18th Century
The 18th century witnessed the rise of a first authentically historicist imagination, one that attempted to picture the cultures of the distant past as truly different in kind, not merely in curious detail and superstitious idolatry. Early in the century, Jean Terrasson had written Sethos, a work of fiction, which launched the notion of Egyptian mysteries. In an atmosphere of antiquarian interest, a sense arose that ancient knowledge was somehow embodied in Egyptian monuments and lore. Following the Rosicrucian example, an Egyptian imagery pervaded the European Freemasonry of the time and its imagery, such as the eye on the pyramid — still depicted on the Great Seal of the United States (1782), which appears on the United States one-dollar bill — and the Egyptian references in Mozart's Masonic-themed Die Zauberflöte (The Magic Flute, 1791), and his earlier unfinished "Thamos".

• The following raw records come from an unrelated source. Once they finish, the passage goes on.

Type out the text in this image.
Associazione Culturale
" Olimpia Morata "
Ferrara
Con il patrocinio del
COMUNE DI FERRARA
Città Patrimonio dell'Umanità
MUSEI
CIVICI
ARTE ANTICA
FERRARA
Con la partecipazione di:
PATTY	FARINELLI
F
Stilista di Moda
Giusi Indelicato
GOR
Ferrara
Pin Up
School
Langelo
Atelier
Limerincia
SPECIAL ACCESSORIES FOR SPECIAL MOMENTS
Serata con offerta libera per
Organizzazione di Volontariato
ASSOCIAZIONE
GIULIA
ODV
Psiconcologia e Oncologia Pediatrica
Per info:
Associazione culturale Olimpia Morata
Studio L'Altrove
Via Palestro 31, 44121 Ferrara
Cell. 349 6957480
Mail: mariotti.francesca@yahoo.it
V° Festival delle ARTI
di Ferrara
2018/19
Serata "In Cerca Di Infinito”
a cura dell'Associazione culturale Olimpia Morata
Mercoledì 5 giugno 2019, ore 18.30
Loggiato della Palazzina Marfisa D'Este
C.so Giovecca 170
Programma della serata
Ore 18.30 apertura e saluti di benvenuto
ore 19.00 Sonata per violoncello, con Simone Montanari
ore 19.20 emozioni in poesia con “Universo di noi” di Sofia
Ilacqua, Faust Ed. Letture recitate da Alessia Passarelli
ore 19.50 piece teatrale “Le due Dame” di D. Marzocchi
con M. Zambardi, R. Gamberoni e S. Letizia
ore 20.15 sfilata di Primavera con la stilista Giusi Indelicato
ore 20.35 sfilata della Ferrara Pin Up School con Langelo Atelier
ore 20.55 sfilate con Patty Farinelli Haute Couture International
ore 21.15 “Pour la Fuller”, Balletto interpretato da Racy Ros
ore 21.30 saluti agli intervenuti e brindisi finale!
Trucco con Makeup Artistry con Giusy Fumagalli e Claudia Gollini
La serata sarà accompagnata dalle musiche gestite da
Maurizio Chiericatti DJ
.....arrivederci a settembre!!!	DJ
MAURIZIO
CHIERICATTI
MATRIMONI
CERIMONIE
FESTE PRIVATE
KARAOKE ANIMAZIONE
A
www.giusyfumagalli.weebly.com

The revival of curiosity about the Antique world, seen through written documents, spurred the publication of a collection of Greek texts that had been assembled in Late Antiquity, which were published as the corpus of works of Hermes Trismegistus. But the broken ruins that appeared in settings of the newly prominent iconic episode of the "Rest on the Flight into Egypt" were always of Roman character.
With historicism came the first fictions set in the Egypt of the imagination. Shakespeare's Antony and Cleopatra had been set partly in Alexandria, but its protagonists were noble and universal, and Shakespeare had not been concerned to evoke local color.